If we listen to a singer, and we listen 'past' the music, right down to the detail of what we are actually hearing, we will notice that the flow of the singer's voice divides up into distinct chunks of sound. These may not always be entirely clear, but generally speaking it can be easily heard.
These chunks may coincide with the written words, but often don't. For example, final consonants of words may be chunked together with the beginning of the next word. Consider for example the short phrase 'Love ever after'. Let's say this holds for a moment on 'Love' before saying the next two words.
These can be further broken down into 'Steps' or sonic chunks as follows "Luuh - ve - va - ra +f+ ta". I have indicated the fricative 'f' as a being different because of its role as a pivot linking two sonic chunks.
If singing could be liked to dance, each sonic chunk would be one footfall, or a momentary position of balance. To look at it another way, each chunk is for the singer a single specific action taken. The result of this action is the sonic chunk.
Each sonic chunk has a number of attributes: Timbre (brightness/darkness), attack (fast/slow), loudness (quiet/loud), pitch, intensity (breathy/hard), highness (head/chest) and the perceived syllable of lyric.
In order to control the sonic output, the singer perform a series of actions, during which she controls cord weight, air pressure, head/chest balance, pharyngeal width, the vertical position of the larynx, tongue position. All of these controls result in the correct sonic chunk being presented to the listener.

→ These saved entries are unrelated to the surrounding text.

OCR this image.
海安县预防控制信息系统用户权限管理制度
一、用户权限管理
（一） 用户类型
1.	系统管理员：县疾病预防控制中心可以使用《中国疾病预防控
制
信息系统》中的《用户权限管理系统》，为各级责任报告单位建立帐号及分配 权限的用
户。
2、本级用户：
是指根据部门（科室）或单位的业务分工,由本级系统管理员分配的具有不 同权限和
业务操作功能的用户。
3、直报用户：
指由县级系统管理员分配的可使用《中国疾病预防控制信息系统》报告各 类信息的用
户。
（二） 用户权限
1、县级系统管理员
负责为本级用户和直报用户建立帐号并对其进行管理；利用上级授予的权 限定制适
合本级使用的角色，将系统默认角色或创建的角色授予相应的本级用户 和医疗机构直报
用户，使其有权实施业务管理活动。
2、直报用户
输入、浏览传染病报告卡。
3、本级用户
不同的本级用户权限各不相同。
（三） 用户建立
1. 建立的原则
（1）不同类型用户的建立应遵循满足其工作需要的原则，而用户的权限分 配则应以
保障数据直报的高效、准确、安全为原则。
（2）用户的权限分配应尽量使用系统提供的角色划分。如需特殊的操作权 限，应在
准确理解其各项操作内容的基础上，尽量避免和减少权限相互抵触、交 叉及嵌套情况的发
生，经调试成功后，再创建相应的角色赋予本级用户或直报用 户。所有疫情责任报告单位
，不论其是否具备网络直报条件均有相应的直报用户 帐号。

Furthermore, the singer is also thinking ahead and planning the and the path of any changes which happen during the current chunk as well as moving all the elements to a point ready for the production of the following chunk. Tongue, jaw and throat movements and changes all need to be planned and correctly executed in order to obtain a smooth flow of sound in the phrase. Each must connect seamlessly with those ahead and after itself.